Bessent Rejects Recession Talk, Calls Market Turmoil “A MAG7 Problem, Not MAGA Problem.”
Bessent Rejects Recession Talk, Calls Market Turmoil “A MAG7 Problem, Not MAGA Problem.”
President Trump’s “Liberation Day” tariff blitz and the resulting escalation in the trade war with China and other top trading partners fueled a downgrade in growth expectations that dominated the rates market last week. Goldman analysts now expect three interest rate cuts from the Federal Reserve this year—in July, September, and October—and have raised their 12-month U.S. recession probability to 35%, up from 20%. While a pivot toward tariff de-escalation remains plausible in the near term, market turmoil and potential trade disruptions amid the grand global economic reordering won’t push the U.S. into a recession, Treasury Secretary Scott Bessent said Sunday.
NBC’s Meet the Press with Kristen Welker told Bessent the stock market just experienced the biggest two-day crash since early Covid, asking: “How long will Americans hang tough” with current market gyrations?
“I see no reason that we have to price in a recession,” Bessent responded to Welker.
We should also note that in a recent interview with Tucker Carlson, Bessent pointed out: “The distribution of equities across households—the top 10% of Americans own 88% of equities, 88% of the stock market.”
So when Welker asked Bessent about Americans weathering the stock market turmoil, the question really applies only to a small segment of the population—those who have seen massive gains over the past couple of decades—while much of the Heartland, as some have noted, has been stuck in a recession and never fully recovered since the early 2000s.
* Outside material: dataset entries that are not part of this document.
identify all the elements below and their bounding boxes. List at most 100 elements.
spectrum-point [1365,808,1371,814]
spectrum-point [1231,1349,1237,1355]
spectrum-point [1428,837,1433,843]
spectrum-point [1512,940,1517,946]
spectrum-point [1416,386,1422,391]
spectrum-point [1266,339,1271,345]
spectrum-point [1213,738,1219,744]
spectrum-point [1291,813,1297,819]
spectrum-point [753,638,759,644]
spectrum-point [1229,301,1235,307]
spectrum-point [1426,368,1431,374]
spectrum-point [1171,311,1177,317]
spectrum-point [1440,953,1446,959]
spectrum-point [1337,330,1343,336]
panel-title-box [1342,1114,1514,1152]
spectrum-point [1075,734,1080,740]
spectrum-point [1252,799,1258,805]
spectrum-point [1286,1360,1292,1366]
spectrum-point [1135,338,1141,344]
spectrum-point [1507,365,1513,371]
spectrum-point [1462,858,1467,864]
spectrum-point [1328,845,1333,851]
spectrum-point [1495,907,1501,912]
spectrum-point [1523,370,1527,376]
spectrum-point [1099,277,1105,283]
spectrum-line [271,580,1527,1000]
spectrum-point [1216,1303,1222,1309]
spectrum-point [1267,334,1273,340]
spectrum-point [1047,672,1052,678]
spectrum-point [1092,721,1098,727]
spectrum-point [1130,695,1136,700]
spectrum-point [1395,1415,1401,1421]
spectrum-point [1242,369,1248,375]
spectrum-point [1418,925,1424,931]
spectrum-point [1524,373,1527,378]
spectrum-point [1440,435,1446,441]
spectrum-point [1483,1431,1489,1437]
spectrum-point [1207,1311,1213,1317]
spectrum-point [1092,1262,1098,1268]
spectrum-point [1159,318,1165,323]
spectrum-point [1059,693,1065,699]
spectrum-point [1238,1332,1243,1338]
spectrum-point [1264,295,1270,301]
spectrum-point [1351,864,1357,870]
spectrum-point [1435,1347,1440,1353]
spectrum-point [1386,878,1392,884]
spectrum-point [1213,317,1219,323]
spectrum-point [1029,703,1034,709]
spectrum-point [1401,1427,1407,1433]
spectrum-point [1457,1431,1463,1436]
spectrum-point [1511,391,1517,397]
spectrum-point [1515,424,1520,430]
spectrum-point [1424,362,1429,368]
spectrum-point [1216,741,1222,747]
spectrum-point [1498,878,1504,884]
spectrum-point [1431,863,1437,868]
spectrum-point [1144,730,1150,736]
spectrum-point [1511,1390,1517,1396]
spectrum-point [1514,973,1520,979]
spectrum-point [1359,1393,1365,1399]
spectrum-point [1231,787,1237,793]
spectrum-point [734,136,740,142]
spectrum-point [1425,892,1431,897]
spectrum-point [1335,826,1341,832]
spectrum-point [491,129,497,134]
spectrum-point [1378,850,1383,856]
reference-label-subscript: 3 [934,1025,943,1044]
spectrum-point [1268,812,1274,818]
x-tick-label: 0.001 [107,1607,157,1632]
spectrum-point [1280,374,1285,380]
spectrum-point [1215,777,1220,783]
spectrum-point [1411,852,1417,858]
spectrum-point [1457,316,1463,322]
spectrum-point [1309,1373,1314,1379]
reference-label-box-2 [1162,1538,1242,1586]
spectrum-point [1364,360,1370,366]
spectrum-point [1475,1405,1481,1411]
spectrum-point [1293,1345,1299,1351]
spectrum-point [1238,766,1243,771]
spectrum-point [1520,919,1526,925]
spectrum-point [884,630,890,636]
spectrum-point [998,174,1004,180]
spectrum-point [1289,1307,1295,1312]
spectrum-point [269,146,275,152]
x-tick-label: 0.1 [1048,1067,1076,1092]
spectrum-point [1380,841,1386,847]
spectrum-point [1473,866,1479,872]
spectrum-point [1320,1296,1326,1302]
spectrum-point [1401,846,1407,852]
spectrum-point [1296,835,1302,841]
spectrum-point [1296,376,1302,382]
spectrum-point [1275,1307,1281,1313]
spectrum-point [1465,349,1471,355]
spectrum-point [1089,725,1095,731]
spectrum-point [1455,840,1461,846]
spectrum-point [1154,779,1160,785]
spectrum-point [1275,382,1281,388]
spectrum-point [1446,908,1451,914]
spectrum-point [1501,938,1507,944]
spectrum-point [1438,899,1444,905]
Bessent told Welker, “What we’re looking at is building the long economic fundamentals for prosperity, and I think the previous administration put us on a course for financial calamity.”
“Again, this is an adjustment process – we saw with President Regan when he brought down the great inflation and brought down President Carter’s malaise. There was some choppiness at that time, but he held the course,” Bessent noted.
Bessent then described Trump’s economic re-ordering of the global economy that will fulfill the ‘America First’ agenda and urgently resolve the “National Security problem” of critical supply chains in overseas economies run by foreign adversaries. He said there was one good outcome of Covid: “It was a beta test for what would happen if our supply chains were broken,” adding that the president would fix and re-shore supply chains back to the Homeland for a “more stable future.”
Welker, suffering from extreme “Trump derangement syndrome,” tried to trap Bessent with a question about how last week’s market turmoil resulted in Americans’ “lifetime savings drop significantly.”
Before we provide readers with Bessent’s response, here’s a chart of the WILSHIRE 5000 over 15 years versus Welker’s claim that Americans were somehow financially paralyzed last week by the stock drop.
Bessent called Welker’s comments a “false narrative” and said, “Most Americans have 60/40 accounts and have a long-term view.”
He continued: “Oil prices went down almost 15% in two days, which impacts working Americans much more than the stock market does. Interest rates hit their low for the year, so I’m expecting mortgage applications to pick up.”